Depois de uma sessão de
Holy Motors (idem, Leos Carax, 2011),
parece uma tarefa complexa tentar delinear o eixo de discurso que o diretor
propõe em sua obra enigmática, mas justamente por essa conexão densa e
intrincada de charadas que se mostra a habilidade de Carax. O longa acompanha um dia na(s) vida(s) de
Oscar, que transia entre vários papeis ao longo deste dia, sendo sempre
conduzido em sua limusine por Céline, sua motorista. Nomear o trabalho de Oscar
como performer seria deveras simplista, visto que as intervenções que este
sujeito realiza atravessa a existência do seu público, que está entre ele e
interage com ele de forma concreta.
A partir destas
conjeturas, pode-se pensar: o que, de fato, pode ser considerado performance?
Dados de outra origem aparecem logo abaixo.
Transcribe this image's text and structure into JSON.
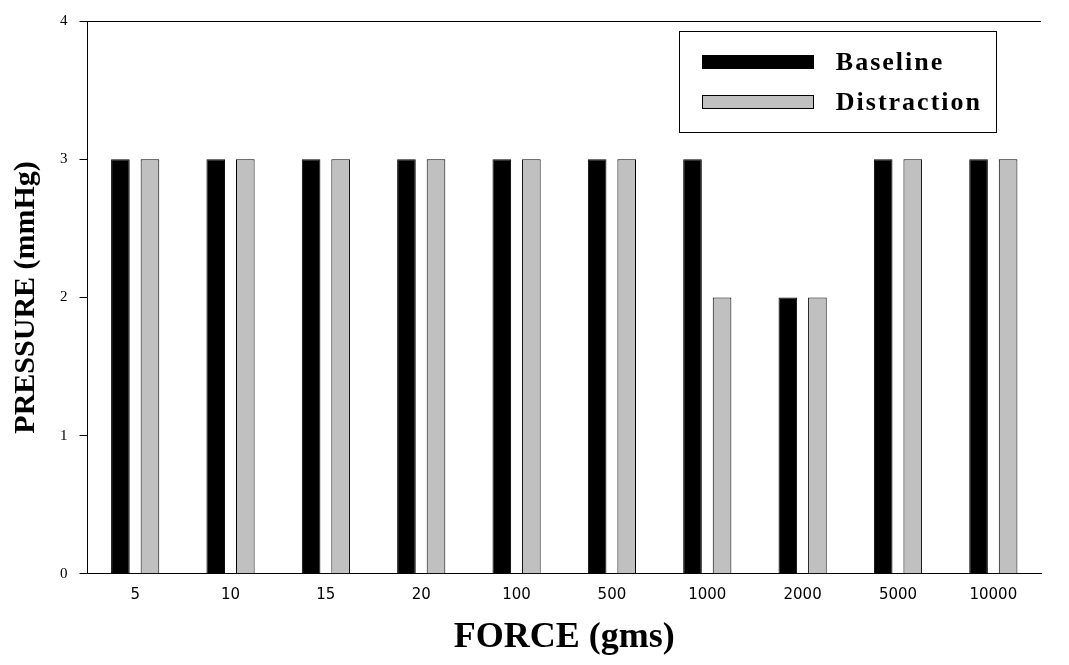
{
  "chart_data": {
    "type": "bar",
    "xlabel": "FORCE (gms)",
    "ylabel": "PRESSURE (mmHg)",
    "categories": [
      "5",
      "10",
      "15",
      "20",
      "100",
      "500",
      "1000",
      "2000",
      "5000",
      "10000"
    ],
    "series": [
      {
        "name": "Baseline",
        "color": "#000000",
        "values": [
          3,
          3,
          3,
          3,
          3,
          3,
          3,
          2,
          3,
          3
        ]
      },
      {
        "name": "Distraction",
        "color": "#c0c0c0",
        "values": [
          3,
          3,
          3,
          3,
          3,
          3,
          2,
          2,
          3,
          3
        ]
      }
    ],
    "ylim": [
      0,
      4
    ],
    "yticks": [
      0,
      1,
      2,
      3,
      4
    ],
    "grid": false,
    "legend": "top right"
  }
}
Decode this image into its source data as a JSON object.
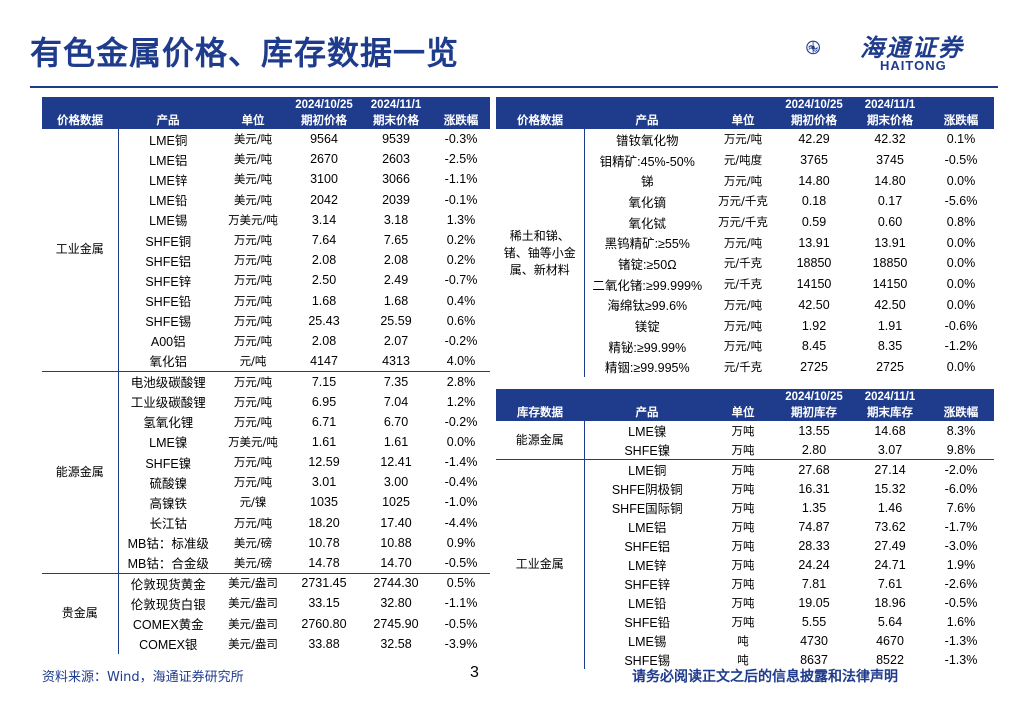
{
  "header": {
    "title": "有色金属价格、库存数据一览",
    "logo_cn": "海通证券",
    "logo_en": "HAITONG"
  },
  "price_table_left": {
    "headers": [
      "价格数据",
      "产品",
      "单位",
      "2024/10/25\n期初价格",
      "2024/11/1\n期末价格",
      "涨跌幅"
    ],
    "header_top": [
      "",
      "",
      "",
      "2024/10/25",
      "2024/11/1",
      ""
    ],
    "header_bottom": [
      "价格数据",
      "产品",
      "单位",
      "期初价格",
      "期末价格",
      "涨跌幅"
    ],
    "groups": [
      {
        "name": "工业金属",
        "rows": [
          [
            "LME铜",
            "美元/吨",
            "9564",
            "9539",
            "-0.3%"
          ],
          [
            "LME铝",
            "美元/吨",
            "2670",
            "2603",
            "-2.5%"
          ],
          [
            "LME锌",
            "美元/吨",
            "3100",
            "3066",
            "-1.1%"
          ],
          [
            "LME铅",
            "美元/吨",
            "2042",
            "2039",
            "-0.1%"
          ],
          [
            "LME锡",
            "万美元/吨",
            "3.14",
            "3.18",
            "1.3%"
          ],
          [
            "SHFE铜",
            "万元/吨",
            "7.64",
            "7.65",
            "0.2%"
          ],
          [
            "SHFE铝",
            "万元/吨",
            "2.08",
            "2.08",
            "0.2%"
          ],
          [
            "SHFE锌",
            "万元/吨",
            "2.50",
            "2.49",
            "-0.7%"
          ],
          [
            "SHFE铅",
            "万元/吨",
            "1.68",
            "1.68",
            "0.4%"
          ],
          [
            "SHFE锡",
            "万元/吨",
            "25.43",
            "25.59",
            "0.6%"
          ],
          [
            "A00铝",
            "万元/吨",
            "2.08",
            "2.07",
            "-0.2%"
          ],
          [
            "氧化铝",
            "元/吨",
            "4147",
            "4313",
            "4.0%"
          ]
        ]
      },
      {
        "name": "能源金属",
        "rows": [
          [
            "电池级碳酸锂",
            "万元/吨",
            "7.15",
            "7.35",
            "2.8%"
          ],
          [
            "工业级碳酸锂",
            "万元/吨",
            "6.95",
            "7.04",
            "1.2%"
          ],
          [
            "氢氧化锂",
            "万元/吨",
            "6.71",
            "6.70",
            "-0.2%"
          ],
          [
            "LME镍",
            "万美元/吨",
            "1.61",
            "1.61",
            "0.0%"
          ],
          [
            "SHFE镍",
            "万元/吨",
            "12.59",
            "12.41",
            "-1.4%"
          ],
          [
            "硫酸镍",
            "万元/吨",
            "3.01",
            "3.00",
            "-0.4%"
          ],
          [
            "高镍铁",
            "元/镍",
            "1035",
            "1025",
            "-1.0%"
          ],
          [
            "长江钴",
            "万元/吨",
            "18.20",
            "17.40",
            "-4.4%"
          ],
          [
            "MB钴：标准级",
            "美元/磅",
            "10.78",
            "10.88",
            "0.9%"
          ],
          [
            "MB钴：合金级",
            "美元/磅",
            "14.78",
            "14.70",
            "-0.5%"
          ]
        ]
      },
      {
        "name": "贵金属",
        "rows": [
          [
            "伦敦现货黄金",
            "美元/盎司",
            "2731.45",
            "2744.30",
            "0.5%"
          ],
          [
            "伦敦现货白银",
            "美元/盎司",
            "33.15",
            "32.80",
            "-1.1%"
          ],
          [
            "COMEX黄金",
            "美元/盎司",
            "2760.80",
            "2745.90",
            "-0.5%"
          ],
          [
            "COMEX银",
            "美元/盎司",
            "33.88",
            "32.58",
            "-3.9%"
          ]
        ]
      }
    ]
  },
  "price_table_right": {
    "header_top": [
      "",
      "",
      "",
      "2024/10/25",
      "2024/11/1",
      ""
    ],
    "header_bottom": [
      "价格数据",
      "产品",
      "单位",
      "期初价格",
      "期末价格",
      "涨跌幅"
    ],
    "group_name": "稀土和锑、锗、铀等小金属、新材料",
    "rows": [
      [
        "镨钕氧化物",
        "万元/吨",
        "42.29",
        "42.32",
        "0.1%"
      ],
      [
        "钼精矿:45%-50%",
        "元/吨度",
        "3765",
        "3745",
        "-0.5%"
      ],
      [
        "锑",
        "万元/吨",
        "14.80",
        "14.80",
        "0.0%"
      ],
      [
        "氧化镝",
        "万元/千克",
        "0.18",
        "0.17",
        "-5.6%"
      ],
      [
        "氧化铽",
        "万元/千克",
        "0.59",
        "0.60",
        "0.8%"
      ],
      [
        "黑钨精矿:≥55%",
        "万元/吨",
        "13.91",
        "13.91",
        "0.0%"
      ],
      [
        "锗锭:≥50Ω",
        "元/千克",
        "18850",
        "18850",
        "0.0%"
      ],
      [
        "二氧化锗:≥99.999%",
        "元/千克",
        "14150",
        "14150",
        "0.0%"
      ],
      [
        "海绵钛≥99.6%",
        "万元/吨",
        "42.50",
        "42.50",
        "0.0%"
      ],
      [
        "镁锭",
        "万元/吨",
        "1.92",
        "1.91",
        "-0.6%"
      ],
      [
        "精铋:≥99.99%",
        "万元/吨",
        "8.45",
        "8.35",
        "-1.2%"
      ],
      [
        "精铟:≥99.995%",
        "元/千克",
        "2725",
        "2725",
        "0.0%"
      ]
    ]
  },
  "stock_table": {
    "header_top": [
      "",
      "",
      "",
      "2024/10/25",
      "2024/11/1",
      ""
    ],
    "header_bottom": [
      "库存数据",
      "产品",
      "单位",
      "期初库存",
      "期末库存",
      "涨跌幅"
    ],
    "groups": [
      {
        "name": "能源金属",
        "rows": [
          [
            "LME镍",
            "万吨",
            "13.55",
            "14.68",
            "8.3%"
          ],
          [
            "SHFE镍",
            "万吨",
            "2.80",
            "3.07",
            "9.8%"
          ]
        ]
      },
      {
        "name": "工业金属",
        "rows": [
          [
            "LME铜",
            "万吨",
            "27.68",
            "27.14",
            "-2.0%"
          ],
          [
            "SHFE阴极铜",
            "万吨",
            "16.31",
            "15.32",
            "-6.0%"
          ],
          [
            "SHFE国际铜",
            "万吨",
            "1.35",
            "1.46",
            "7.6%"
          ],
          [
            "LME铝",
            "万吨",
            "74.87",
            "73.62",
            "-1.7%"
          ],
          [
            "SHFE铝",
            "万吨",
            "28.33",
            "27.49",
            "-3.0%"
          ],
          [
            "LME锌",
            "万吨",
            "24.24",
            "24.71",
            "1.9%"
          ],
          [
            "SHFE锌",
            "万吨",
            "7.81",
            "7.61",
            "-2.6%"
          ],
          [
            "LME铅",
            "万吨",
            "19.05",
            "18.96",
            "-0.5%"
          ],
          [
            "SHFE铅",
            "万吨",
            "5.55",
            "5.64",
            "1.6%"
          ],
          [
            "LME锡",
            "吨",
            "4730",
            "4670",
            "-1.3%"
          ],
          [
            "SHFE锡",
            "吨",
            "8637",
            "8522",
            "-1.3%"
          ]
        ]
      }
    ]
  },
  "footer": {
    "source": "资料来源：Wind，海通证券研究所",
    "page": "3",
    "disclaimer": "请务必阅读正文之后的信息披露和法律声明"
  },
  "colors": {
    "brand": "#1f3b8c"
  }
}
Onde ela começa e termina? No momento em que estou escrevendo esse texto, não
estou assumindo um determinado papel que me imprime certos dogmas, regras e
condutas de forma consciente ou não? O que me distingue de Oscar é que ele doou
deliberadamente sua existência em favor dos papéis que trabalha arduamente para
interpretar, enquanto que eu os exerço com o mesmo nome, a mesma idade, o mesmo
rosto, o mesmo corpo, a mesma alma.
Quando nos permite
realizar este tipo de reflexão, Carax problematiza não somente o que entendemos
como arte e existência e as nuances entre uma e outra dentro do filme, mas também
nosso papel enquanto espectadores. O que estou vendo? Porque estou vendo? O que
me leva a, conscientemente, conduzir-me a uma sala escura e iludir-me com as
narrativas que estão impressas na tela grande? Que objeto de fascínio é este
que se encontra na tela? Qual a função da ilusão pra mim? Iludimo-nos ao nos projetar no Outro, nesse protagonista que, na tela, podem ser os tantos em
que Oscar se traveste – o assassino, o pai, o empresário, o louco etc. – por
talvez desejarmos, por um par de horas, sermos outros que não nós mesmos. Seja
belo ou grotesco, ou até mesmo extremamente comum, ser um Outro nos fascina.
Com um Denis Lavant que
domina a tela com sua atuação visceral, uma fotografia que explora tantos os
coloridos como os tons soturnos, uma trilha que ressalta as emoções do longa
sem se sobressair, Holy Motors apresenta ainda uma montagem dinâmica que acerta
ao não fazer o filme se perder por seu caráter episódico. A sensação e a beleza
de estar em movimento – não somente pelo carro, mas pela própria vida – pulsa sem
exageros e de forma fluente, com sua dialética entre o ser efêmero e eterno até
o questionamento final: quem está vivo, afinal?